おしい物件



 さるお宅の軒先にある,雨どいであります。
 普通は屋根の一番端あたりから下におりて地面へ流すわけですけれども,こちらではすぐにおろさず,複数箇所の雨水を集めたうえで下におろしているようなんでした。
 写真には写っていませんけれども,この下は川というか用水のように水が流れていて,そこに雨水を落としているようであります。

 雨どいが空中で折れ曲がり連結されている様は,機械のアームが伸びているようにも見え,なんだかシステマティックでちょっとカッコいい感じすら覚えてしまうわけでした。
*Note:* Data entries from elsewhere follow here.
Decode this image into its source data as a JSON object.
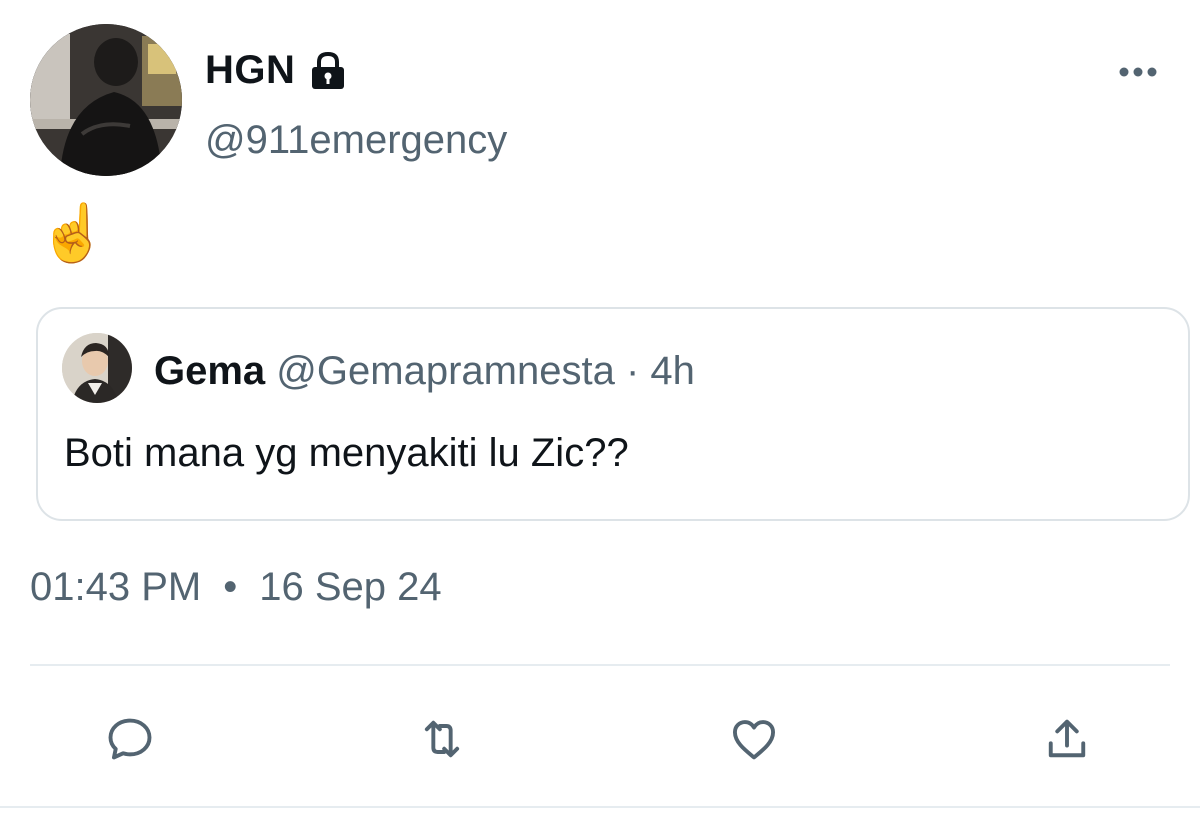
{
  "author": {
    "display_name": "HGN",
    "handle": "@911emergency",
    "avatar_icon": "person-avatar",
    "protected_icon": "lock-icon"
  },
  "tweet": {
    "text": "☝️"
  },
  "quoted_tweet": {
    "display_name": "Gema",
    "handle": "@Gemapramnesta",
    "separator": "·",
    "time": "4h",
    "text": "Boti mana yg menyakiti lu Zic??"
  },
  "meta": {
    "time": "01:43 PM",
    "separator": "•",
    "date": "16 Sep 24"
  },
  "actions": {
    "reply_icon": "reply-icon",
    "retweet_icon": "retweet-icon",
    "like_icon": "heart-icon",
    "share_icon": "share-icon"
  },
  "colors": {
    "text_primary": "#0f1419",
    "text_secondary": "#536471",
    "border": "#dde3e7",
    "icon": "#536471"
  }
}
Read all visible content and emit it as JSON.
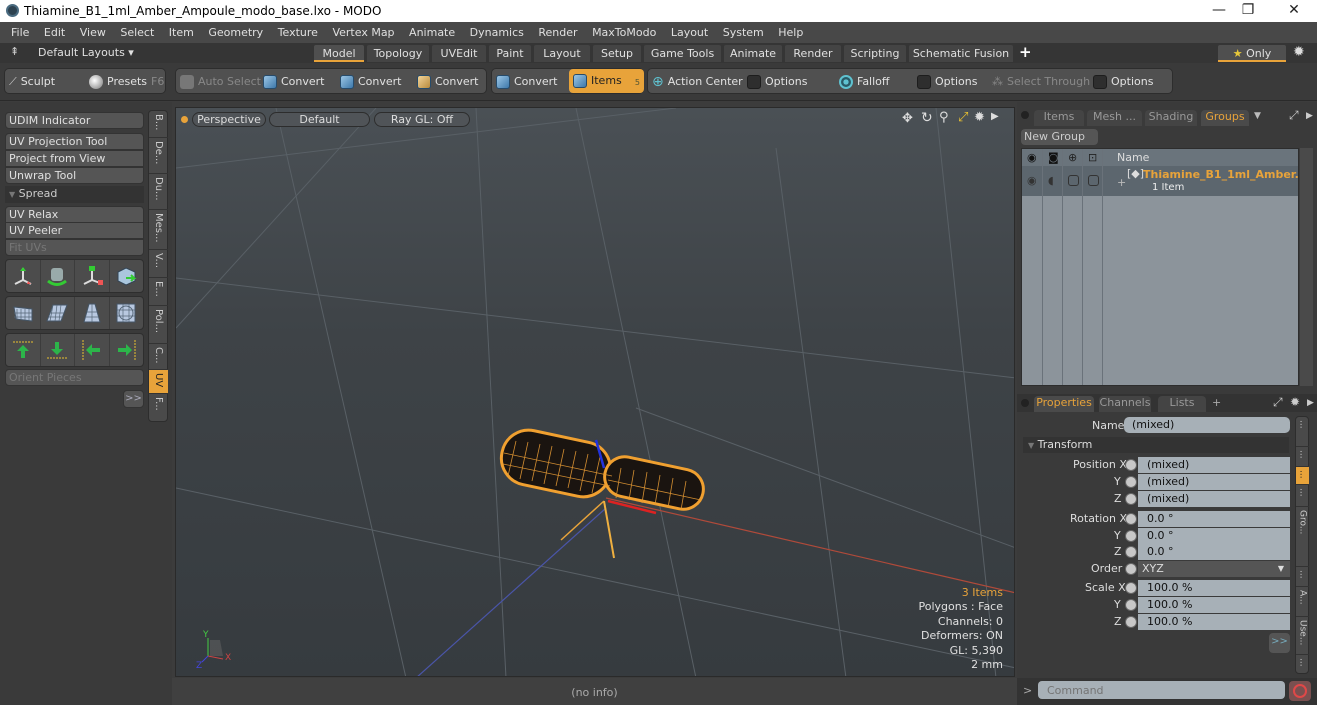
{
  "window": {
    "title": "Thiamine_B1_1ml_Amber_Ampoule_modo_base.lxo - MODO",
    "controls": {
      "minimize": "—",
      "maximize": "❐",
      "close": "✕"
    }
  },
  "menu": [
    "File",
    "Edit",
    "View",
    "Select",
    "Item",
    "Geometry",
    "Texture",
    "Vertex Map",
    "Animate",
    "Dynamics",
    "Render",
    "MaxToModo",
    "Layout",
    "System",
    "Help"
  ],
  "layoutbar": {
    "layouts_label": "Default Layouts ▾",
    "tabs": [
      "Model",
      "Topology",
      "UVEdit",
      "Paint",
      "Layout",
      "Setup",
      "Game Tools",
      "Animate",
      "Render",
      "Scripting",
      "Schematic Fusion"
    ],
    "active_tab": "Model",
    "add": "+",
    "only_label": "Only",
    "star": "★"
  },
  "toolbar": {
    "sculpt": "Sculpt",
    "presets": "Presets",
    "presets_key": "F6",
    "auto_select": "Auto Select",
    "convert1": "Convert",
    "convert2": "Convert",
    "convert3": "Convert",
    "convert4": "Convert",
    "items": "Items",
    "items_count": "5",
    "action_center": "Action Center",
    "options1": "Options",
    "falloff": "Falloff",
    "options2": "Options",
    "select_through": "Select Through",
    "options3": "Options"
  },
  "left_panel": {
    "udim": "UDIM Indicator",
    "uv_projection": "UV Projection Tool",
    "project_view": "Project from View",
    "unwrap": "Unwrap Tool",
    "spread": "Spread",
    "uv_relax": "UV Relax",
    "uv_peeler": "UV Peeler",
    "fit_uvs": "Fit UVs",
    "orient": "Orient Pieces",
    "more": ">>",
    "vtabs": [
      "B...",
      "De...",
      "Du...",
      "Mes...",
      "V...",
      "E...",
      "Pol...",
      "C...",
      "UV",
      "F..."
    ],
    "active_vtab": "UV"
  },
  "viewport": {
    "view": "Perspective",
    "style": "Default",
    "raygl": "Ray GL: Off",
    "stats": {
      "items": "3 Items",
      "polygons": "Polygons : Face",
      "channels": "Channels: 0",
      "deformers": "Deformers: ON",
      "gl": "GL: 5,390",
      "scale": "2 mm"
    },
    "axis_x": "X",
    "axis_y": "Y",
    "axis_z": "Z"
  },
  "status": {
    "info": "(no info)"
  },
  "right_panel": {
    "tabs": [
      "Items",
      "Mesh ...",
      "Shading",
      "Groups"
    ],
    "active_tab": "Groups",
    "new_group": "New Group",
    "col_name": "Name",
    "group_name": "Thiamine_B1_1ml_Amber...",
    "group_count": "1 Item",
    "prop_tabs": [
      "Properties",
      "Channels",
      "Lists"
    ],
    "active_prop_tab": "Properties",
    "prop_add": "+",
    "name_label": "Name",
    "name_value": "(mixed)",
    "transform": "Transform",
    "position_x_label": "Position X",
    "position_x": "(mixed)",
    "position_y": "(mixed)",
    "position_z": "(mixed)",
    "rotation_x_label": "Rotation X",
    "rotation_x": "0.0 °",
    "rotation_y": "0.0 °",
    "rotation_z": "0.0 °",
    "order_label": "Order",
    "order_value": "XYZ",
    "scale_x_label": "Scale X",
    "scale_x": "100.0 %",
    "scale_y": "100.0 %",
    "scale_z": "100.0 %",
    "y_label": "Y",
    "z_label": "Z",
    "more": ">>",
    "side_tabs": [
      "...",
      "...",
      "...",
      "...",
      "Gro...",
      "...",
      "A...",
      "Use...",
      "..."
    ],
    "command_placeholder": "Command",
    "cmd_prompt": ">"
  },
  "colors": {
    "accent": "#e8a33a",
    "wire": "#f0a030"
  }
}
 ただ惜しむらくは,最後の下におりる垂直雨どいが,きちんと連結されていないんでした。これだと,集められた雨水がそのままダバダバと空中にまき散らされてしまいそうであります。
 最後にミスがあるというのは詰めが甘いというか画竜点睛を欠くというかなんとも惜しいところであります。

 しかしそういうところに目がついてしまうと,他のズサンさにも目がいってしまうんでありますね。一番上の雨どいなんかは重みに耐えかねて斜めになってしまっていて,雨が降ったら雨水がそのまま屋根から落ちていきそうだし。
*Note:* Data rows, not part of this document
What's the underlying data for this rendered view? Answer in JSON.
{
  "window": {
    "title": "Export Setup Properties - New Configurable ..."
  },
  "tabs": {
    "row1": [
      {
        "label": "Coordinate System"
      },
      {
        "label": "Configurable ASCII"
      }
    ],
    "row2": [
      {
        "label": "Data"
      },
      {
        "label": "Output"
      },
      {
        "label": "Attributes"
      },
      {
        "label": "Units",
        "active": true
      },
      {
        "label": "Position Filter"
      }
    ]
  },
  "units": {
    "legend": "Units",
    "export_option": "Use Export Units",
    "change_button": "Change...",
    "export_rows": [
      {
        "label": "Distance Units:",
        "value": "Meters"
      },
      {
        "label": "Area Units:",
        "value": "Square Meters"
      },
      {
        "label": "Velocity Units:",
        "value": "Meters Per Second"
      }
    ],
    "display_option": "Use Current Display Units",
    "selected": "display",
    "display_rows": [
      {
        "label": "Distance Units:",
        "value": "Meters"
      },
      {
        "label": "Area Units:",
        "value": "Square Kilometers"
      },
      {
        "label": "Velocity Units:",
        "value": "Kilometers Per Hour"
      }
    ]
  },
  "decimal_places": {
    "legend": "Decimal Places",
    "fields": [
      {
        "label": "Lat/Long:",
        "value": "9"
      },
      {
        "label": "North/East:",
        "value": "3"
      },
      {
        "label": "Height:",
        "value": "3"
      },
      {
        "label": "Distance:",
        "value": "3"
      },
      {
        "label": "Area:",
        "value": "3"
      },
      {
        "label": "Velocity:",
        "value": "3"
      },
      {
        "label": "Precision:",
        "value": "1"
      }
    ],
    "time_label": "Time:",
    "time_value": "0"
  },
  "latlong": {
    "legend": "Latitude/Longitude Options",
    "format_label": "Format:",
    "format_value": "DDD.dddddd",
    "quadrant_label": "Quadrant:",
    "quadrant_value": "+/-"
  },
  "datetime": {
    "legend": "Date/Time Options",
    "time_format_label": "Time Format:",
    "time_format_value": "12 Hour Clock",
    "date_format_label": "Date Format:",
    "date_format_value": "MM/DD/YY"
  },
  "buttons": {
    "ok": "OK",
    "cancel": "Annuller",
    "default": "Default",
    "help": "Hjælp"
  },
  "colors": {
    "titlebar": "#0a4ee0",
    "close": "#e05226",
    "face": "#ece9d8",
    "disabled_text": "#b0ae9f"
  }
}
 机上の設計では完璧だったんだけれども,実際運用してみたらダメでした。という感じであります。
 でもその辺が手作りのオモシロさであり,そのチャレンジ精神やよし,ということで愛すべき物件になっているような気がするわけでした。


 こちらは某政党のポスターであるようなんでした。
※私のスタンスが特定の政党やら団体やら個人やらなんやらを批判したり擁護したりするというものではなく目についた物件そのものをただ単に面白がっているだけなのだということは,ここへおいでの皆様にはもちろんわかっていただけていると思いますけれども,一応予防線を張っておきます。

 「打倒 CO2!!」
 まぁ,言わんとしていることはよくわかるわけですけれども,打倒してしまっていいのかどうかというところでありますね。

 政党の偉い人が,「やはり主食はパンではなくコーメーだ」ということを主張しようとして20倍ほどのとても辛いカレーライスを食べてしまって,ツラい思いをしたんでありましょうか。だからといってそのカレーチェーン店を打倒してしまおうというのはいかがなものでありましょうか。

 ということではもちろんなく,CO2というのはカレー屋さんではなく二酸化炭素のことであろうかと思われるんでした。
 だとしても,二酸化炭素を打倒してしまっていいんであろうかと思ってしまうわけでありますね。

 「打倒」よりはむしろ「妥当 CO2」の方が,地球というか生物環境としてはよりエコロ的であるような気がするわけですが。
 そしてそのキャンペーンとしてみんなで「CO2」というイレズミを彫り,「タトゥー CO2」とするのがよろしいんではないかと思ったりするわけでした。

 それはともかく,CO2の打倒であります。
 書いた方はわかって書いているとしても,これを見た無垢な子どもたちは「そうか。シイオウツーっていうのは悪いヤツなんだ」と思って将来地球上から二酸化炭素をホントにすべて排除してしまうかもしれないんでした。子どもの頃に覚えたことというのは,大人になっても抜けきらないものであります。

 子どもといえば,子どもは二酸化炭素を「にたんかさんそ」と読んでしまい,「にさんかたんそ」と「にたんかさんそ」,どっちが正しいのかわからなくなってしまうことが多いような気がするでありますね。

 確かに「に」の次は「さ」より「た」の方が発声しやすいと思われるわけで,「二炭化酸素」となってしまうのも無理からぬことのような気もするんでした。

 そして「二炭化酸素」というのがあるとしたら,化学式は「OC2」でありましょうか。
 これはすなわち「オウシイッー」ということであって,非常に「惜しいっ」ということなんでした。

 …いかかですか?こんなオチ。苦しいでしょうか。
 それはきっと二酸化炭素のせいなので,みんなで罵倒いや打倒いたしましょう。

「システム樋」は新潟市西区・槇尾あたり。
「打倒!!」は新潟市西区・五十嵐2の町あたり。